16. A method of forming a memory device, comprising:

forming an alternating stack of insulating layers and sacrificial material layers over a carrier substrate;

forming an in-process assembly including a dielectric spacer and a sacrificial pillar structure through the alternating stack;

forming a memory opening through the alternating stack;

forming a memory opening fill structure in the memory opening, wherein the memory opening fill structure comprises a vertical stack of memory elements and a vertical semiconductor channel;

forming stepped surfaces by patterning the alternating stack, wherein the alternating stack has lateral extents that decrease stepwise as a function of a vertical distance from the carrier substrate, and the in-process assembly is recessed during patterning of the alternating stack;

replacing an upper annular segment of a remaining portion of the dielectric spacer with a sacrificial annular material portion;

replacing the sacrificial material layers with electrically conductive layers;

removing the carrier substrate; and

forming a layer contact via structure by replacing the sacrificial pillar structure and the sacrificial annular material portion with portions of at least one conductive material, wherein the layer contact via structure contacts a sidewall surface of an electrically conductive layer of the electrically conductive layers.

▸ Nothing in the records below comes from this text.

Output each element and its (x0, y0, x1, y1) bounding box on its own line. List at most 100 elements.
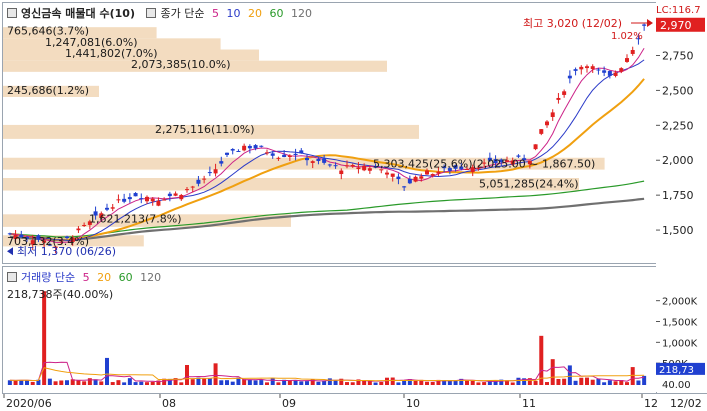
volume-bar (407, 379, 412, 385)
candle-body (419, 176, 424, 179)
volume-chart[interactable] (3, 267, 656, 393)
volume-bar (556, 378, 561, 385)
volume-bar (327, 378, 332, 385)
candle-body (453, 165, 458, 169)
candle-body (133, 193, 138, 197)
candle-body (270, 153, 275, 156)
volume-bar (42, 291, 47, 385)
candle-body (265, 152, 269, 154)
volume-bar (533, 381, 538, 385)
ma-60-line (9, 180, 645, 238)
candle-body (13, 234, 18, 240)
volume-bar (505, 380, 509, 385)
candle-body (65, 236, 69, 239)
candle-body (345, 165, 349, 167)
volume-profile-band (3, 124, 419, 139)
candle-body (299, 150, 304, 154)
volume-bar (230, 381, 235, 385)
candle-body (105, 207, 109, 210)
vol-ma-5: 5 (82, 271, 90, 284)
volume-bar (247, 379, 252, 385)
candle-body (379, 169, 384, 171)
volume-chart-pane[interactable]: 거래량 단순 5 20 60 120 218,738주(40.00%) (2, 266, 657, 394)
candle-body (630, 49, 635, 54)
price-chart-pane[interactable]: 765,646(3.7%) 1,247,081(6.0%) 1,441,802(7.… (2, 2, 657, 264)
volume-bar (333, 380, 338, 385)
volume-bar (59, 380, 64, 385)
volume-bar (493, 380, 498, 385)
volume-bar (127, 378, 132, 385)
volume-profile-label: 765,646(3.7%) (7, 25, 89, 38)
collapse-box-icon[interactable] (7, 8, 17, 18)
candle-body (327, 164, 332, 166)
volume-bar (413, 380, 418, 385)
candle-body (362, 165, 367, 171)
candle-body (356, 167, 361, 169)
candle-body (219, 161, 224, 164)
volume-bar (287, 380, 292, 385)
volume-bar (345, 382, 349, 385)
lc-label: LC:116.7 (656, 5, 701, 16)
volume-legend: 거래량 단순 5 20 60 120 218,738주(40.00%) (7, 269, 165, 302)
candle-body (470, 167, 475, 173)
volume-bar (573, 380, 578, 385)
candle-body (316, 158, 321, 162)
ma-box-icon[interactable] (146, 8, 157, 18)
price-chart[interactable]: 765,646(3.7%)1,247,081(6.0%)1,441,802(7.… (3, 3, 656, 263)
candle-body (442, 166, 447, 169)
candle-body (350, 165, 355, 167)
candle-body (145, 196, 149, 202)
volume-profile-label: 2,275,116(11.0%) (155, 123, 255, 136)
candle-body (156, 200, 161, 206)
volume-bar (219, 380, 224, 385)
volume-bar (585, 377, 589, 385)
volume-bar (7, 380, 12, 385)
candle-body (385, 172, 389, 175)
volume-bar (602, 382, 607, 385)
price-tick-label: 2,250 (662, 119, 694, 132)
volume-bar (122, 382, 127, 385)
volume-bar (625, 382, 629, 385)
volume-bar (173, 378, 178, 385)
candle-body (213, 169, 218, 174)
volume-box-icon[interactable] (7, 272, 17, 282)
volume-bar (476, 382, 481, 385)
ma-120-line (9, 197, 645, 242)
candle-body (230, 149, 235, 151)
candle-body (367, 168, 372, 171)
volume-bar (510, 382, 515, 385)
candle-body (487, 157, 492, 161)
volume-profile-band (3, 38, 221, 50)
volume-bar (87, 378, 92, 385)
volume-bar (436, 379, 441, 385)
candle-body (447, 168, 452, 171)
volume-bar (630, 367, 635, 385)
vol-ma-60: 60 (118, 271, 133, 284)
volume-bar (373, 382, 378, 385)
candle-body (7, 233, 12, 235)
candle-body (413, 176, 418, 182)
volume-bar (293, 380, 298, 385)
candle-body (287, 155, 292, 158)
volume-bar (13, 380, 18, 385)
volume-bar (99, 381, 104, 385)
volume-bar (613, 381, 618, 385)
volume-bar (76, 380, 81, 385)
volume-profile-label: 245,686(1.2%) (7, 84, 89, 97)
candle-body (173, 193, 178, 196)
candle-body (579, 66, 584, 70)
volume-bar (539, 335, 544, 385)
current-price-marker (656, 17, 705, 32)
volume-bar (362, 380, 367, 385)
candle-body (36, 235, 41, 240)
volume-bar (162, 378, 167, 385)
price-tick-label: 1,500 (662, 224, 694, 237)
candle-body (276, 157, 281, 159)
volume-bar (567, 365, 572, 385)
candle-body (402, 186, 407, 188)
volume-bar (442, 380, 447, 385)
volume-bar (385, 377, 389, 385)
volume-bar (425, 381, 429, 385)
candle-body (373, 166, 378, 168)
candle-body (533, 144, 538, 150)
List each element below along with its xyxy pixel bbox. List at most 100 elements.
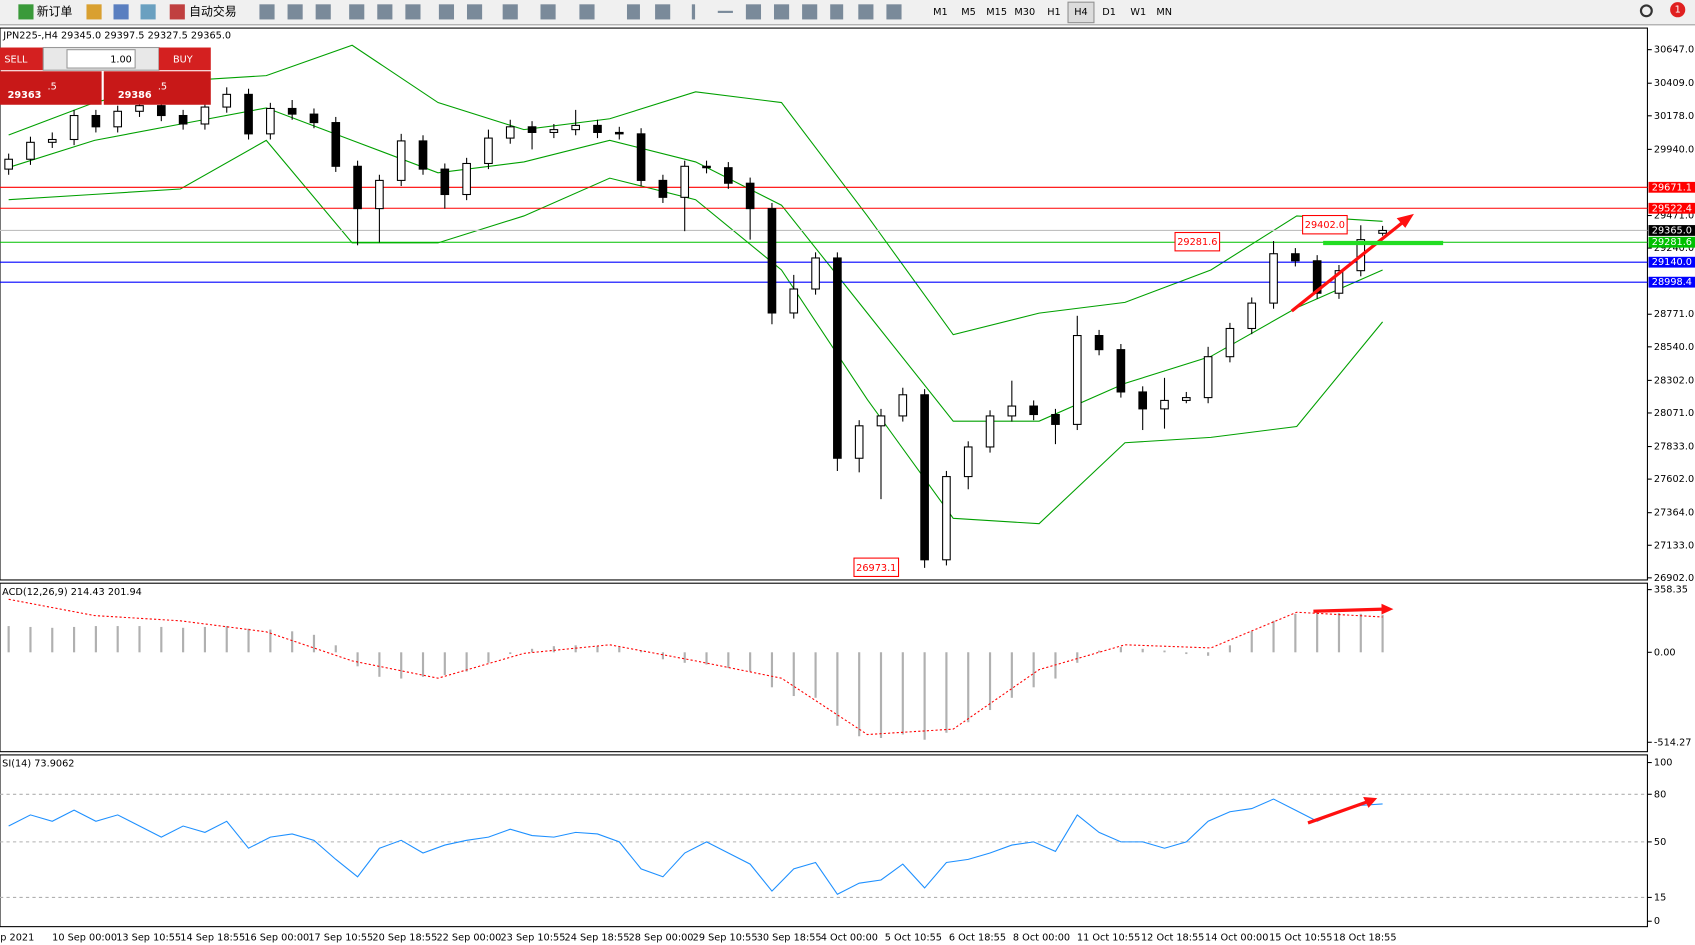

17. The method of claim 16, further comprising:

forming a backside dielectric layer on a bottom side of the alternating stack after removal of the carrier substrate;

forming a backside opening through the backside dielectric layer such that a bottom surface of the in-process assembly is exposed, wherein the sacrificial pillar structure is removed after formation of the backside opening, and the layer contact via structure fills a volume of the backside opening;

forming lateral recesses by performing an etch process that etches the sacrificial material layers selective to the insulating layers and the sacrificial annular material portion;

forming the electrically conductive layers by depositing at least one electrically conductive material in the lateral recesses;

removing the sacrificial pillar structure selective to the sacrificial annular material portion; and

removing the sacrificial annular material portion selective to a material of the electrically conductive layers and selective to a material of the dielectric spacer, wherein the layer contact via structure is formed in volumes from which the sacrificial pillar structure and the sacrificial annular material portion are removed.

18. The method of claim 16, further comprising:

forming a source contact layer directly on a physically exposed sidewall surface of the vertical semiconductor channel; and

forming a source contact via structure on a backside of the source contact layer concurrently with formation of the layer contact via structure, wherein the source contact via structure and the layer contact via structure comprise the at least one conductive material.

19. The method of claim 16, further comprising bonding a logic die to a memory die containing the memory opening fill structure, the insulating layers, and the electrically conductive layers after the step of removing the carrier substrate and before the step of forming the layer contact via structure.

20. A method of forming a memory device, comprising:

providing a memory die comprising an alternating stack of insulating layers and electrically conductive layers located over a carrier substrate and a memory opening fill structure comprising a vertical stack of memory elements and a vertical semiconductor channel extending through the alternating stack;

bonding the memory die to a logic die;

removing the carrier substrate after the step of bonding; and

forming layer contact structures each of which directly contacts a surface of a respective one of the electrically conductive layers after the step of removing the carrier substrate.